I really enjoyed this one.
Screaming Dead
A film of four fifths and one fifth. A cult photographer takes pictures of women under extreme distress because, he says, they expose how women are exploited in society. This is a crock of shit: he gets off on it. After the quite disturbing scene setting, he recruits three women and takes them to a spooky house along with his female assistant and encounters the macho representative of the owners who he doesn't want there but has to be there because he's our hero. Anyway, nutty sadistic photographer spends some time getting the women in the appropriate state of mind -vulnerable and scared- by a variety of psychological tricks including lying, bullying and creating pretend ghosts. Then he -and the rest of them- encounter the ghost of a previous occupant who liked to torture young men but is happy to give women a go.
This is really quite well done. Relatively slow paced, there's always enough happening to keep the interest until gore gets going. Like the previous film, there's an unexpected gore shock which caught me by surprise. The acting isn't up to much but in most other respects this is quite well done. After watching this, I ordered three other of Piper's movies.
Bacterium
Three young people paint-balling in the woods get trapped in house with a mutating bacterium and a mad scientist who risk getting shot at by soldiers if they try to leave and helped by two other scientists in sealed suits. The virus mutates into an ickily effective blob-type thing which could destroy the world. Rather than risk a nuke, the govt decides on a black hole bomb.

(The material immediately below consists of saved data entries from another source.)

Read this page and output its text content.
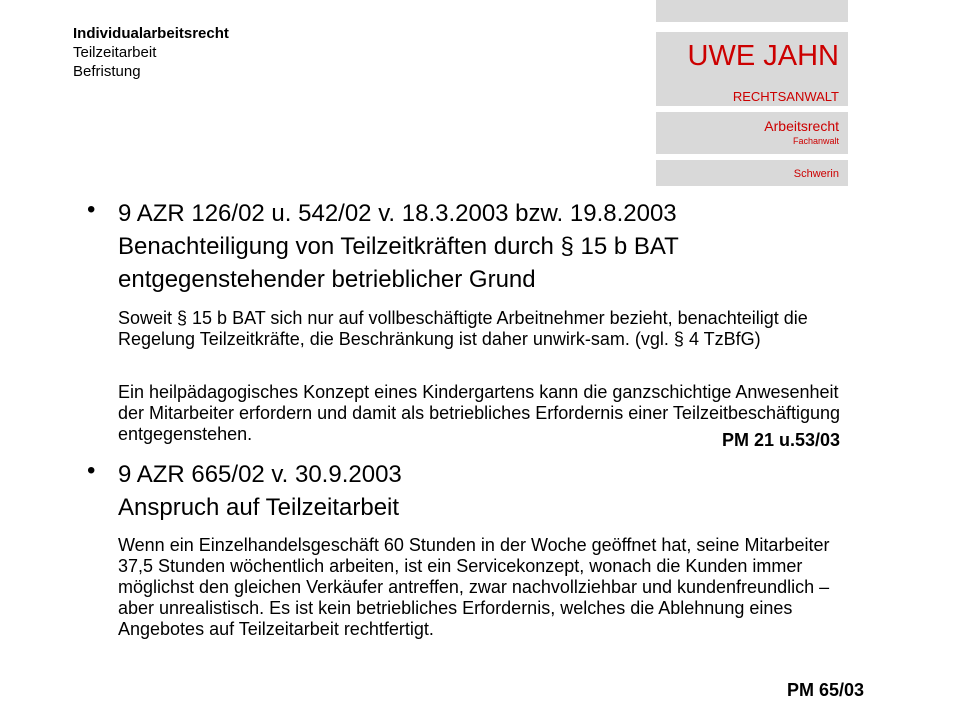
Individualarbeitsrecht
Teilzeitarbeit
Befristung	UWE JAHN
RECHTSANWALT
Arbeitsrecht
Fachanwalt
Schwerin
• 9 AZR 126/02 u. 542/02 v. 18.3.2003 bzw. 19.8.2003
Benachteiligung von Teilzeitkräften durch § 15 b BAT
entgegenstehender betrieblicher Grund
Soweit § 15 b BAT sich nur auf vollbeschäftigte Arbeitnehmer bezieht, benachteiligt die Regelung Teilzeitkräfte, die Beschränkung ist daher unwirk-sam. (vgl. § 4 TzBfG)
Ein heilpädagogisches Konzept eines Kindergartens kann die ganzschichtige Anwesenheit der Mitarbeiter erfordern und damit als betriebliches Erfordernis einer Teilzeitbeschäftigung entgegenstehen.	PM 21 u.53/03
• 9 AZR 665/02 v. 30.9.2003
Anspruch auf Teilzeitarbeit
Wenn ein Einzelhandelsgeschäft 60 Stunden in der Woche geöffnet hat, seine Mitarbeiter 37,5 Stunden wöchentlich arbeiten, ist ein Servicekonzept, wonach die Kunden immer möglichst den gleichen Verkäufer antreffen, zwar nachvollziehbar und kundenfreundlich – aber unrealistisch. Es ist kein betriebliches Erfordernis, welches die Ablehnung eines Angebotes auf Teilzeitarbeit rechtfertigt.
PM 65/03
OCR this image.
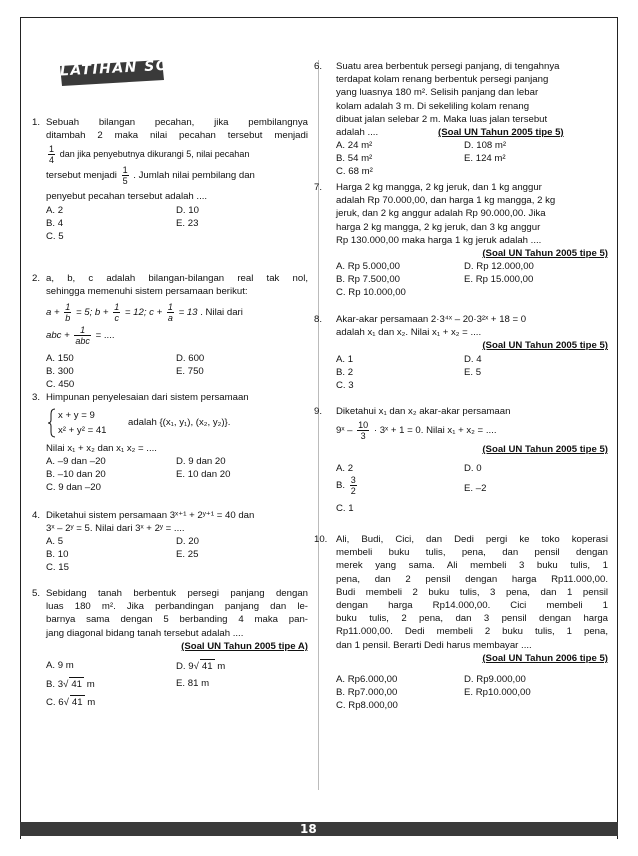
LATIHAN SOAL
1. Sebuah bilangan pecahan, jika pembilangnya
ditambah 2 maka nilai pecahan tersebut menjadi
$\frac{1}{4}$ dan jika penyebutnya dikurangi 5, nilai pecahan
tersebut menjadi $\frac{1}{5}$ . Jumlah nilai pembilang dan
penyebut pecahan tersebut adalah ....
A. 2
B. 4
C. 5
D. 10
E. 23
2. a, b, c adalah bilangan-bilangan real tak nol,
sehingga memenuhi sistem persamaan berikut:
$a + \frac{1}{b} = 5$; $b + \frac{1}{c} = 12$; $c + \frac{1}{a} = 13$ . Nilai dari
abc + $\frac{1}{\text{abc}}$ = ....
A. 150
B. 300
C. 450
D. 600
E. 750
3. Himpunan penyelesaian dari sistem persamaan
x + y = 9
x² + y² = 41
adalah {(x₁, y₁), (x₂, y₂)}.
Nilai x₁ + x₂ dan x₁ x₂ = ....
A. –9 dan –20
B. –10 dan 20
C. 9 dan –20
D. 9 dan 20
E. 10 dan 20
4. Diketahui sistem persamaan 3ˣ⁺¹ + 2ʸ⁺¹ = 40 dan
3ˣ – 2ʸ = 5. Nilai dari 3ˣ + 2ʸ = ....
A. 5
B. 10
C. 15
D. 20
E. 25
5. Sebidang tanah berbentuk persegi panjang dengan
luas 180 m². Jika perbandingan panjang dan le-
barnya sama dengan 5 berbanding 4 maka pan-
jang diagonal bidang tanah tersebut adalah ....
(Soal UN Tahun 2005 tipe A)
A. 9 m
B. 3√ 41 m
C. 6√ 41 m
D. 9√ 41 m
E. 81 m
6. Suatu area berbentuk persegi panjang, di tengahnya
terdapat kolam renang berbentuk persegi panjang
yang luasnya 180 m². Selisih panjang dan lebar
kolam adalah 3 m. Di sekeliling kolam renang
dibuat jalan selebar 2 m. Maka luas jalan tersebut
adalah ....	(Soal UN Tahun 2005 tipe 5)
A. 24 m²
B. 54 m²
C. 68 m²
D. 108 m²
E. 124 m²
7. Harga 2 kg mangga, 2 kg jeruk, dan 1 kg anggur
adalah Rp 70.000,00, dan harga 1 kg mangga, 2 kg
jeruk, dan 2 kg anggur adalah Rp 90.000,00. Jika
harga 2 kg mangga, 2 kg jeruk, dan 3 kg anggur
Rp 130.000,00 maka harga 1 kg jeruk adalah ....
(Soal UN Tahun 2005 tipe 5)
A. Rp 5.000,00
B. Rp 7.500,00
C. Rp 10.000,00
D. Rp 12.000,00
E. Rp 15.000,00
8. Akar-akar persamaan 2·3⁴ˣ – 20·3²ˣ + 18 = 0
adalah x₁ dan x₂. Nilai x₁ + x₂ = ....
(Soal UN Tahun 2005 tipe 5)
A. 1
B. 2
C. 3
D. 4
E. 5
9. Diketahui x₁ dan x₂ akar-akar persamaan
9ˣ – $\frac{10}{3}$ · 3ˣ + 1 = 0. Nilai x₁ + x₂ = ....
(Soal UN Tahun 2005 tipe 5)
A. 2
B. $\frac{3}{2}$
C. 1
D. 0
E. –2
10. Ali, Budi, Cici, dan Dedi pergi ke toko koperasi
membeli buku tulis, pena, dan pensil dengan
merek yang sama. Ali membeli 3 buku tulis, 1
pena, dan 2 pensil dengan harga Rp11.000,00.
Budi membeli 2 buku tulis, 3 pena, dan 1 pensil
dengan harga Rp14.000,00. Cici membeli 1
buku tulis, 2 pena, dan 3 pensil dengan harga
Rp11.000,00. Dedi membeli 2 buku tulis, 1 pena,
dan 1 pensil. Berarti Dedi harus membayar ....
(Soal UN Tahun 2006 tipe 5)
A. Rp6.000,00
B. Rp7.000,00
C. Rp8.000,00
D. Rp9.000,00
E. Rp10.000,00
18
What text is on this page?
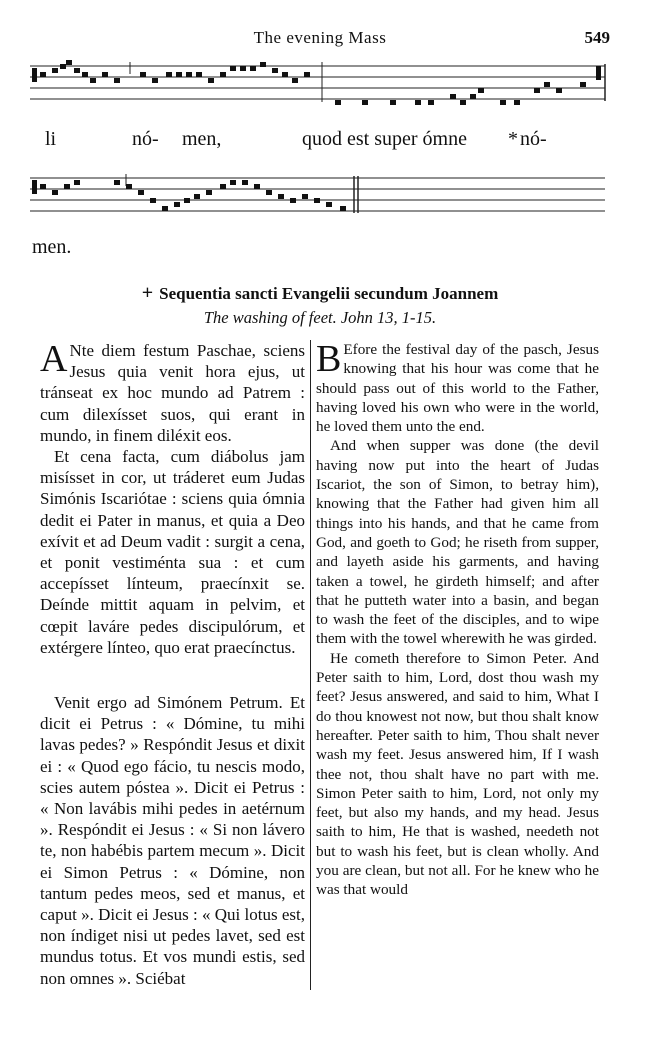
The evening Mass	549
li	nó- men,	quod est super ómne * nó-
men.
+ Sequentia sancti Evangelii secundum Joannem
The washing of feet. John 13, 1-15.

A Nte diem festum Paschae, sciens Jesus quia venit hora ejus, ut tránseat ex hoc mundo ad Patrem : cum dilexísset suos, qui erant in mundo, in finem diléxit eos.

Et cena facta, cum diábolus jam misísset in cor, ut tráderet eum Judas Simónis Iscariótae : sciens quia ómnia dedit ei Pater in manus, et quia a Deo exívit et ad Deum vadit : surgit a cena, et ponit vestiménta sua : et cum accepísset línteum, praecínxit se. Deínde mittit aquam in pelvim, et cœpit laváre pedes discipulórum, et extérgere línteo, quo erat praecínctus.

Venit ergo ad Simónem Petrum. Et dicit ei Petrus : « Dómine, tu mihi lavas pedes? » Respóndit Jesus et dixit ei : « Quod ego fácio, tu nescis modo, scies autem póstea ». Dicit ei Petrus : « Non lavábis mihi pedes in aetérnum ». Respóndit ei Jesus : « Si non lávero te, non habébis partem mecum ». Dicit ei Simon Petrus : « Dómine, non tantum pedes meos, sed et manus, et caput ». Dicit ei Jesus : « Qui lotus est, non índiget nisi ut pedes lavet, sed est mundus totus. Et vos mundi estis, sed non omnes ». Sciébat

B Efore the festival day of the pasch, Jesus knowing that his hour was come that he should pass out of this world to the Father, having loved his own who were in the world, he loved them unto the end.

And when supper was done (the devil having now put into the heart of Judas Iscariot, the son of Simon, to betray him), knowing that the Father had given him all things into his hands, and that he came from God, and goeth to God; he riseth from supper, and layeth aside his garments, and having taken a towel, he girdeth himself; and after that he putteth water into a basin, and began to wash the feet of the disciples, and to wipe them with the towel wherewith he was girded.

He cometh therefore to Simon Peter. And Peter saith to him, Lord, dost thou wash my feet? Jesus answered, and said to him, What I do thou knowest not now, but thou shalt know hereafter. Peter saith to him, Thou shalt never wash my feet. Jesus answered him, If I wash thee not, thou shalt have no part with me. Simon Peter saith to him, Lord, not only my feet, but also my hands, and my head. Jesus saith to him, He that is washed, needeth not but to wash his feet, but is clean wholly. And you are clean, but not all. For he knew who he was that would
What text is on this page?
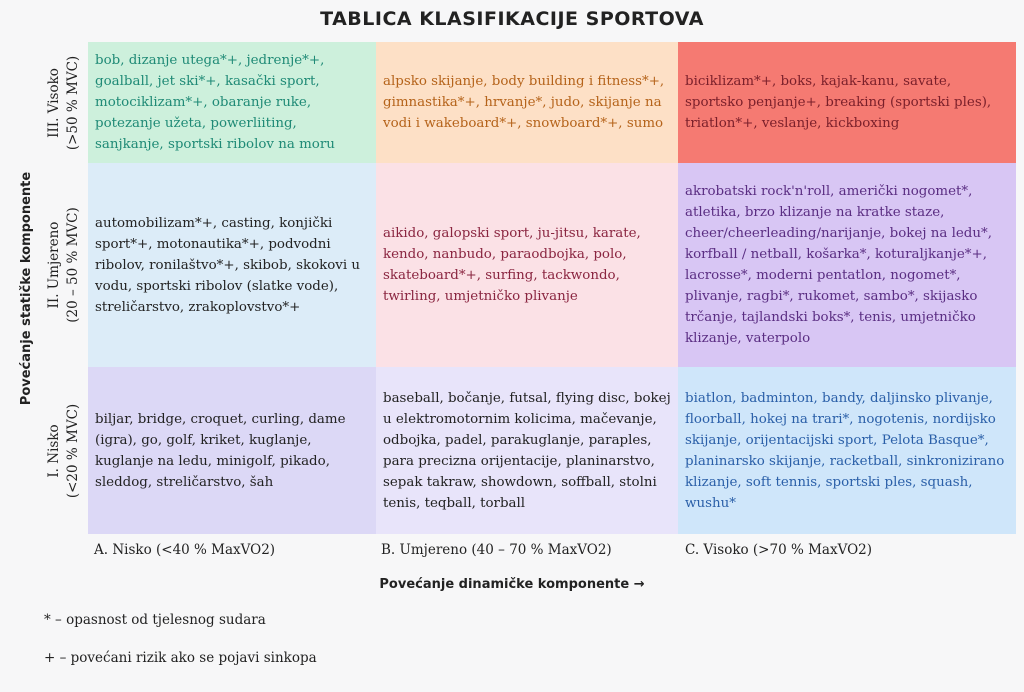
TABLICA KLASIFIKACIJE SPORTOVA
Povećanje statičke komponente
III. Visoko (>50 % MVC)
II. Umjereno (20 – 50 % MVC)
I. Nisko (<20 % MVC)
bob, dizanje utega*+, jedrenje*+, goalball, jet ski*+, kasački sport, motociklizam*+, obaranje ruke, potezanje užeta, powerliiting, sanjkanje, sportski ribolov na moru
alpsko skijanje, body building i fitness*+, gimnastika*+, hrvanje*, judo, skijanje na vodi i wakeboard*+, snowboard*+, sumo
biciklizam*+, boks, kajak-kanu, savate, sportsko penjanje+, breaking (sportski ples), triatlon*+, veslanje, kickboxing
automobilizam*+, casting, konjički sport*+, motonautika*+, podvodni ribolov, ronilaštvo*+, skibob, skokovi u vodu, sportski ribolov (slatke vode), streličarstvo, zrakoplovstvo*+
aikido, galopski sport, ju-jitsu, karate, kendo, nanbudo, paraodbojka, polo, skateboard*+, surfing, tackwondo, twirling, umjetničko plivanje
akrobatski rock'n'roll, američki nogomet*, atletika, brzo klizanje na kratke staze, cheer/cheerleading/narijanje, bokej na ledu*, korfball / netball, košarka*, koturaljkanje*+, lacrosse*, moderni pentatlon, nogomet*, plivanje, ragbi*, rukomet, sambo*, skijasko trčanje, tajlandski boks*, tenis, umjetničko klizanje, vaterpolo
biljar, bridge, croquet, curling, dame (igra), go, golf, kriket, kuglanje, kuglanje na ledu, minigolf, pikado, sleddog, streličarstvo, šah
baseball, bočanje, futsal, flying disc, bokej u elektromotornim kolicima, mačevanje, odbojka, padel, parakuglanje, paraples, para precizna orijentacije, planinarstvo, sepak takraw, showdown, soffball, stolni tenis, teqball, torball
biatlon, badminton, bandy, daljinsko plivanje, floorball, hokej na trari*, nogotenis, nordijsko skijanje, orijentacijski sport, Pelota Basque*, planinarsko skijanje, racketball, sinkronizirano klizanje, soft tennis, sportski ples, squash, wushu*
A. Nisko (<40 % MaxVO2)	B. Umjereno (40 – 70 % MaxVO2)	C. Visoko (>70 % MaxVO2)
Povećanje dinamičke komponente →
* – opasnost od tjelesnog sudara
+ – povećani rizik ako se pojavi sinkopa
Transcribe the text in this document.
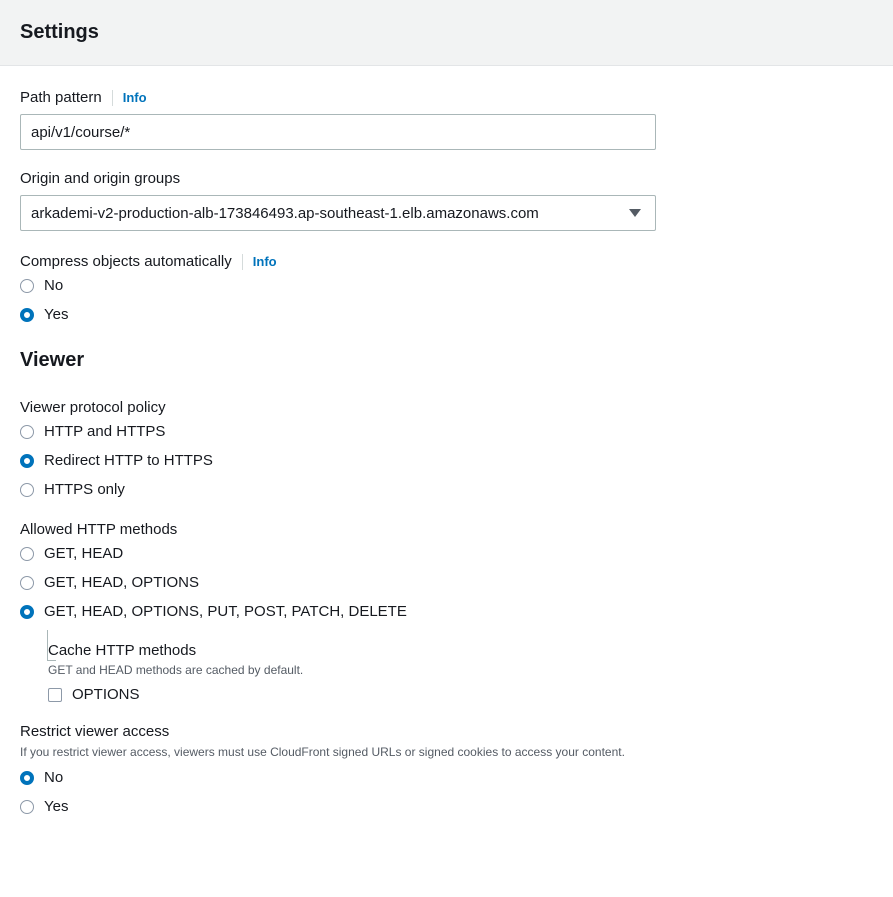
Settings
Path pattern Info
api/v1/course/*
Origin and origin groups
arkademi-v2-production-alb-173846493.ap-southeast-1.elb.amazonaws.com
Compress objects automatically Info
No
Yes
Viewer
Viewer protocol policy
HTTP and HTTPS
Redirect HTTP to HTTPS
HTTPS only
Allowed HTTP methods
GET, HEAD
GET, HEAD, OPTIONS
GET, HEAD, OPTIONS, PUT, POST, PATCH, DELETE
Cache HTTP methods
GET and HEAD methods are cached by default.
OPTIONS
Restrict viewer access
If you restrict viewer access, viewers must use CloudFront signed URLs or signed cookies to access your content.
No
Yes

Piper really does know how to make an entertaining low budget horror movie. He keeps things eventful while building up the suspense to his big set-pieces. Lacking the usual ensemble of actors from the other three in this set raises the acting bar a little.
Bite Me!
Mutated blood-sucking ticks emerge from a box of marijuana, a special strain created by the government, and get loose in a strip club. Their bite doesn't kill but it does induce strange behaviour. This one is played for laughs. All three strippers are useless for various reasons. The rat-like manager is fighting off a takeover from butch businessperson Julian Wells (perhaps the best actor of the studios soft-core lesbo porn regulars). The barwoman is a martial arts expert and part-time whore. There's a nutty CIA agent and our hero is a dumb pest controller. Eventually the ticks get really big.
Slightly less fun than it sounds and the weakest in the box, it still is fun.
This is the only photo of the monster I could find. Honest!
Conclusion
To be honest, I wasn't expecting to enjoy this box set (which has plenty of extras) as much as I did. Writer/director Brett Piper is genuinely skilled in, to coin a phrase, the field of schlock-o-rama. He knows exactly how to create an entertaining junk horror movie which entertains from start to finish and to watch four in a row is, for a horror movie fan, quite a find. I'll even forgive Piper for writing (he didn't direct) Troma's A Nymphoid Barbarian in Dinosaur Hell.
Post Script.
Mundae left the studio to work in mainstream Hollywood as Erin Brown and, while she's found some work, she doesn't seem to have done much recently.
Julian Wells left the business and now works as a journalist in L.A.